Лопухин опять глаза скосил на окно: «Эх, разговор… разговор опасный».
О том, что Петру вновь неможется, а в Петербурге и в Москве беспокоятся о наследнике престола, Алексей узнал от приставленного к нему цесарским двором секретаря Кейля.
Царевич жил теперь в Неаполе, в средневековом замке Сант-Эльм. Жил довольно. В город выезжал, по заливу на золоченой лодочке катался, и слуг при дворце было как в боярском доме в Москве — и не поймешь, зачем столько-то. Пузы, что ли, растить.
Секретарь Кейль — хорошо воспитанный, из почтенной дворянской семьи молодой человек — сообщил ту новость скорбным, слегка приглушенным голосом. Наследник русского престола, выслушав, встрепенулся всем телом, вспыхнул лицом и опустился в кресло.
Кейль не подал виду, что угадал мысли царевича. Секретарь поклонился и вышел, притворив за собой дверь. Кейль не ошибся: царевич чуть в ладоши не ударил, услышав о болезни Петра. Удержался вовремя. «Петр-то отец мне, — подумал, — неприлично веселость выказывать».
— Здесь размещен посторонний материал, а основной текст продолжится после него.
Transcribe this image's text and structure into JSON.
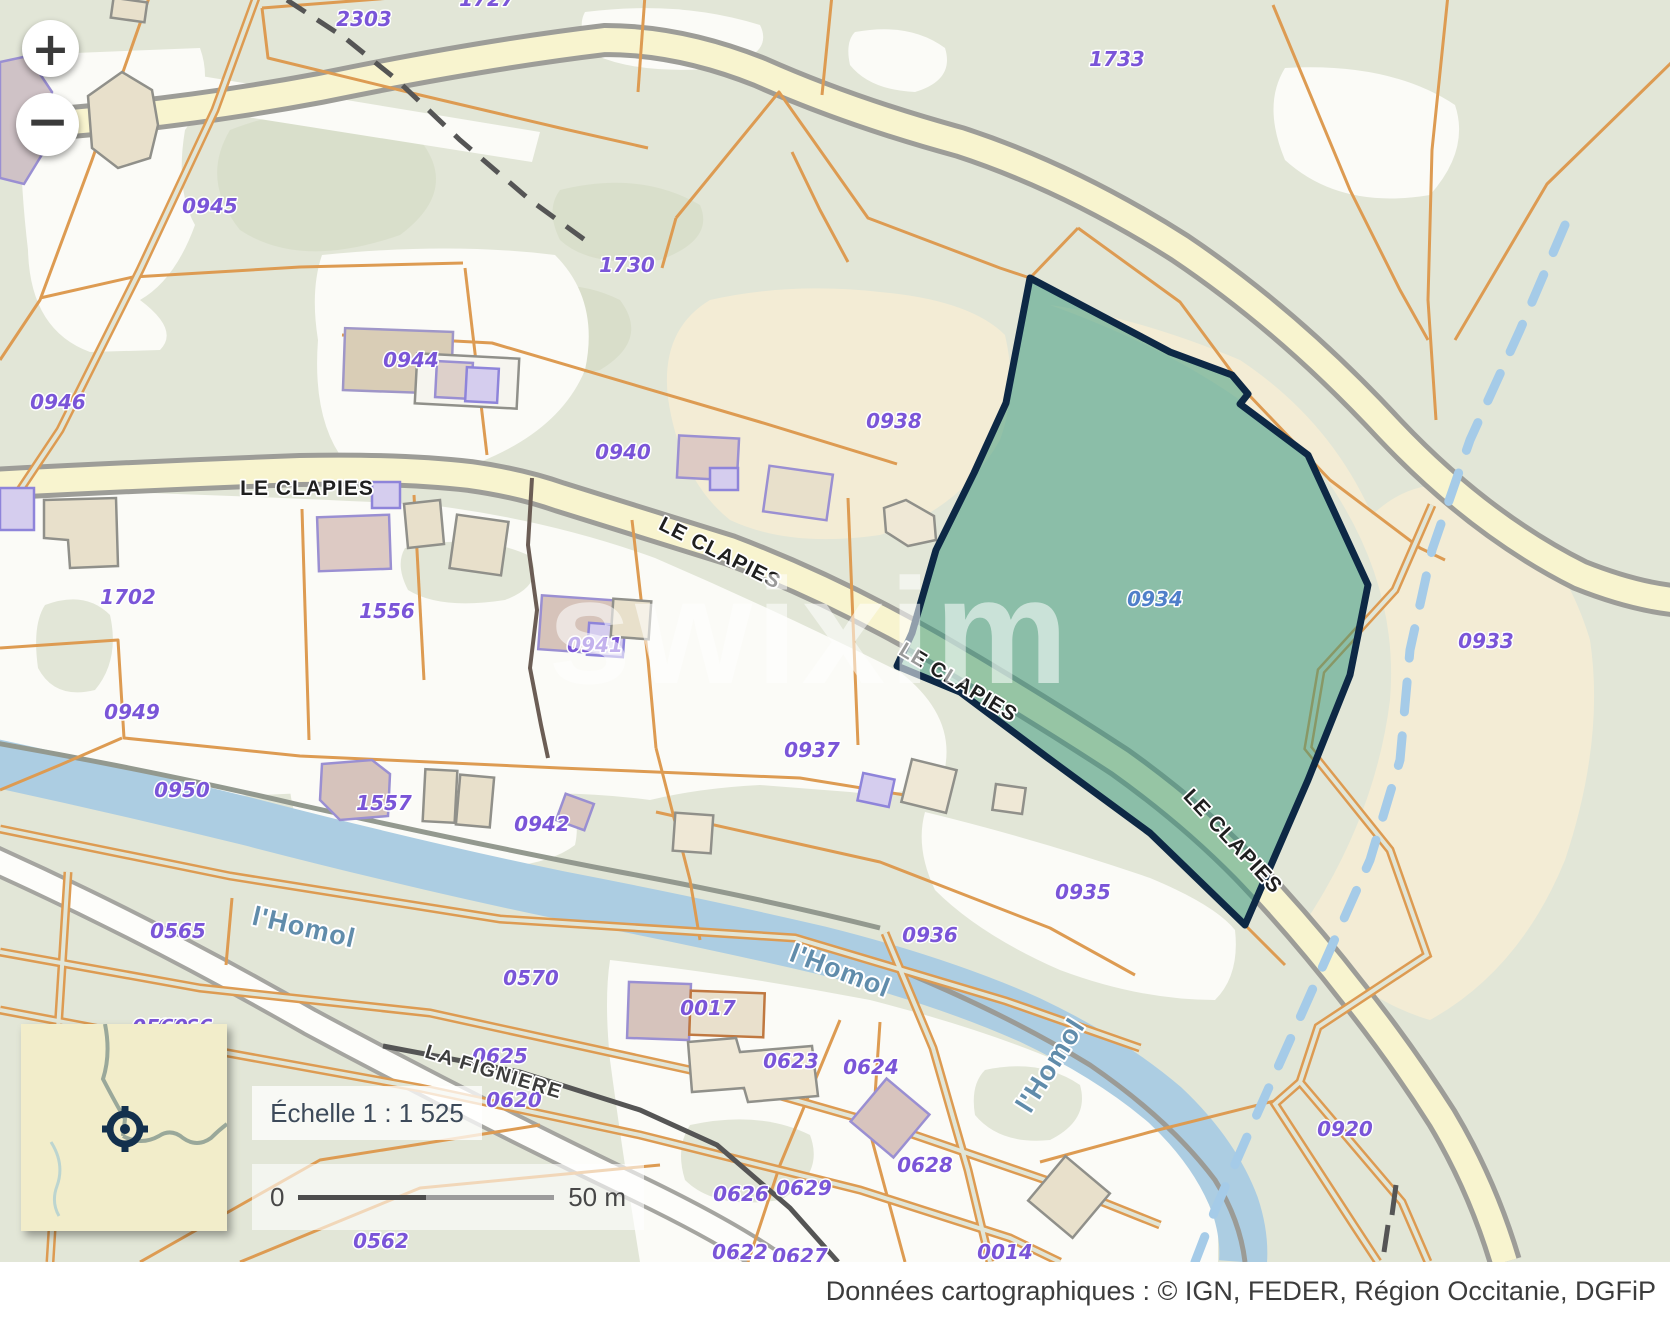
{
  "colors": {
    "base_green": "#e2e6d7",
    "patch_green": "#d7ddc8",
    "white_parcel": "#fbfbf7",
    "beige": "#f3ecd5",
    "river": "#accde2",
    "road_fill": "#f8f4cf",
    "road_casing": "#9d9d98",
    "orange_line": "#dd9b52",
    "highlight_fill": "rgba(52,150,122,0.5)",
    "highlight_border": "#0d2845",
    "parcel_label": "#7a55d8",
    "selected_parcel_label": "#4f7fc9",
    "dashed_stream": "#a5cbe8"
  },
  "controls": {
    "zoom_in": "+",
    "zoom_out": "−"
  },
  "scale": {
    "text": "Échelle 1 : 1 525",
    "bar_start": "0",
    "bar_end": "50 m"
  },
  "watermark": {
    "text": "swixim"
  },
  "attribution": {
    "text": "Données cartographiques : ©    IGN,  FEDER,  Région Occitanie,  DGFiP"
  },
  "selected_parcel": {
    "id": "0934"
  },
  "map_labels": [
    {
      "text": "1727",
      "x": 487,
      "y": 6,
      "rot": 0,
      "cls": "p",
      "name": "parcel-label-1727"
    },
    {
      "text": "2303",
      "x": 364,
      "y": 26,
      "rot": 0,
      "cls": "p",
      "name": "parcel-label-2303"
    },
    {
      "text": "1733",
      "x": 1117,
      "y": 66,
      "rot": 0,
      "cls": "p",
      "name": "parcel-label-1733"
    },
    {
      "text": "0945",
      "x": 210,
      "y": 213,
      "rot": 0,
      "cls": "p",
      "name": "parcel-label-0945"
    },
    {
      "text": "1730",
      "x": 627,
      "y": 272,
      "rot": 0,
      "cls": "p",
      "name": "parcel-label-1730"
    },
    {
      "text": "0946",
      "x": 58,
      "y": 409,
      "rot": 0,
      "cls": "p",
      "name": "parcel-label-0946"
    },
    {
      "text": "0944",
      "x": 411,
      "y": 367,
      "rot": 0,
      "cls": "p",
      "name": "parcel-label-0944"
    },
    {
      "text": "0940",
      "x": 623,
      "y": 459,
      "rot": 0,
      "cls": "p",
      "name": "parcel-label-0940"
    },
    {
      "text": "0938",
      "x": 894,
      "y": 428,
      "rot": 0,
      "cls": "p",
      "name": "parcel-label-0938"
    },
    {
      "text": "0934",
      "x": 1155,
      "y": 606,
      "rot": 0,
      "cls": "pb",
      "name": "parcel-label-0934-selected"
    },
    {
      "text": "0933",
      "x": 1486,
      "y": 648,
      "rot": 0,
      "cls": "p",
      "name": "parcel-label-0933"
    },
    {
      "text": "1702",
      "x": 128,
      "y": 604,
      "rot": 0,
      "cls": "p",
      "name": "parcel-label-1702"
    },
    {
      "text": "1556",
      "x": 387,
      "y": 618,
      "rot": 0,
      "cls": "p",
      "name": "parcel-label-1556"
    },
    {
      "text": "0941",
      "x": 595,
      "y": 652,
      "rot": 0,
      "cls": "p",
      "name": "parcel-label-0941"
    },
    {
      "text": "0949",
      "x": 132,
      "y": 719,
      "rot": 0,
      "cls": "p",
      "name": "parcel-label-0949"
    },
    {
      "text": "0937",
      "x": 812,
      "y": 757,
      "rot": 0,
      "cls": "p",
      "name": "parcel-label-0937"
    },
    {
      "text": "0950",
      "x": 182,
      "y": 797,
      "rot": 0,
      "cls": "p",
      "name": "parcel-label-0950"
    },
    {
      "text": "1557",
      "x": 384,
      "y": 810,
      "rot": 0,
      "cls": "p",
      "name": "parcel-label-1557"
    },
    {
      "text": "0942",
      "x": 542,
      "y": 831,
      "rot": 0,
      "cls": "p",
      "name": "parcel-label-0942"
    },
    {
      "text": "0935",
      "x": 1083,
      "y": 899,
      "rot": 0,
      "cls": "p",
      "name": "parcel-label-0935"
    },
    {
      "text": "0936",
      "x": 930,
      "y": 942,
      "rot": 0,
      "cls": "p",
      "name": "parcel-label-0936"
    },
    {
      "text": "0565",
      "x": 178,
      "y": 938,
      "rot": 0,
      "cls": "p",
      "name": "parcel-label-0565"
    },
    {
      "text": "0566",
      "x": 185,
      "y": 1034,
      "rot": 0,
      "cls": "p",
      "name": "parcel-label-0566"
    },
    {
      "text": "0560",
      "x": 160,
      "y": 1034,
      "rot": 0,
      "cls": "p",
      "name": "parcel-label-0560"
    },
    {
      "text": "0570",
      "x": 531,
      "y": 985,
      "rot": 0,
      "cls": "p",
      "name": "parcel-label-0570"
    },
    {
      "text": "0625",
      "x": 500,
      "y": 1063,
      "rot": 0,
      "cls": "p",
      "name": "parcel-label-0625"
    },
    {
      "text": "0620",
      "x": 514,
      "y": 1107,
      "rot": 0,
      "cls": "p",
      "name": "parcel-label-0620"
    },
    {
      "text": "0626",
      "x": 741,
      "y": 1201,
      "rot": 0,
      "cls": "p",
      "name": "parcel-label-0626"
    },
    {
      "text": "0629",
      "x": 804,
      "y": 1195,
      "rot": 0,
      "cls": "p",
      "name": "parcel-label-0629"
    },
    {
      "text": "0628",
      "x": 925,
      "y": 1172,
      "rot": 0,
      "cls": "p",
      "name": "parcel-label-0628"
    },
    {
      "text": "0623",
      "x": 791,
      "y": 1068,
      "rot": 0,
      "cls": "p",
      "name": "parcel-label-0623"
    },
    {
      "text": "0624",
      "x": 871,
      "y": 1074,
      "rot": 0,
      "cls": "p",
      "name": "parcel-label-0624"
    },
    {
      "text": "0017",
      "x": 708,
      "y": 1015,
      "rot": 0,
      "cls": "p",
      "name": "parcel-label-0017"
    },
    {
      "text": "0014",
      "x": 1005,
      "y": 1259,
      "rot": 0,
      "cls": "p",
      "name": "parcel-label-0014"
    },
    {
      "text": "0562",
      "x": 381,
      "y": 1248,
      "rot": 0,
      "cls": "p",
      "name": "parcel-label-0562"
    },
    {
      "text": "0920",
      "x": 1345,
      "y": 1136,
      "rot": 0,
      "cls": "p",
      "name": "parcel-label-0920"
    },
    {
      "text": "0622",
      "x": 740,
      "y": 1259,
      "rot": 0,
      "cls": "p",
      "name": "parcel-label-0622"
    },
    {
      "text": "0627",
      "x": 800,
      "y": 1263,
      "rot": 0,
      "cls": "p",
      "name": "parcel-label-0627"
    },
    {
      "text": "LE CLAPIES",
      "x": 307,
      "y": 495,
      "rot": 0,
      "cls": "r",
      "name": "road-label-le-clapies-1"
    },
    {
      "text": "LE CLAPIES",
      "x": 717,
      "y": 559,
      "rot": 27,
      "cls": "r",
      "name": "road-label-le-clapies-2"
    },
    {
      "text": "LE CLAPIES",
      "x": 955,
      "y": 688,
      "rot": 31,
      "cls": "r",
      "name": "road-label-le-clapies-3"
    },
    {
      "text": "LE CLAPIES",
      "x": 1228,
      "y": 846,
      "rot": 47,
      "cls": "r",
      "name": "road-label-le-clapies-4"
    },
    {
      "text": "LA FIGNIERE",
      "x": 492,
      "y": 1078,
      "rot": 17,
      "cls": "f",
      "name": "road-label-la-figniere"
    },
    {
      "text": "l'Homol",
      "x": 302,
      "y": 936,
      "rot": 13,
      "cls": "w",
      "name": "river-label-lhomol-1"
    },
    {
      "text": "l'Homol",
      "x": 837,
      "y": 979,
      "rot": 21,
      "cls": "w",
      "name": "river-label-lhomol-2"
    },
    {
      "text": "l'Homol",
      "x": 1058,
      "y": 1070,
      "rot": -58,
      "cls": "w",
      "name": "river-label-lhomol-3"
    }
  ]
}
Кейль постоял с минуту в коридоре у дверей и услышал то, что ждал. За дверью громко, торопливо простучали каблуки наследника. Секретарь бледно улыбнулся: «Не удержался-таки царевич, побежал поделиться радостью со своей дамой». Кейль прикрыл глаза и прошел в свой кабинет. Тихо прошел, неслышно.
Алексей бежал, ног под собой не чуя. Скорее, скорее, через три ступеньки перепрыгивал по лестнице. Дыханье в груди стеснилось. Вбежал к Ефросиньюшке, схватил ее за руки, завертел по комнате:
— Ефросиньюшка! Чую, чую, скоро в Москве будем! — Голос у Алексея звонкий, каким давно не был. Лицо пунцовое. — Радость!
Ефросиньюшка встала посреди комнаты как вкопанная.
— Да в чем дело-то?
Алексей склонился к ней, шепнул, задыхаясь:
— Известие есть — батюшка болен, у бояр в Питербурхе да Москве только обо мне и разговору. Знал я, знал — друзей у меня много. Отцу то было неведомо. Вот как ошибался он! Ну, приедем! — И опять закружил любимую по зале: — Вот уж радость так радость!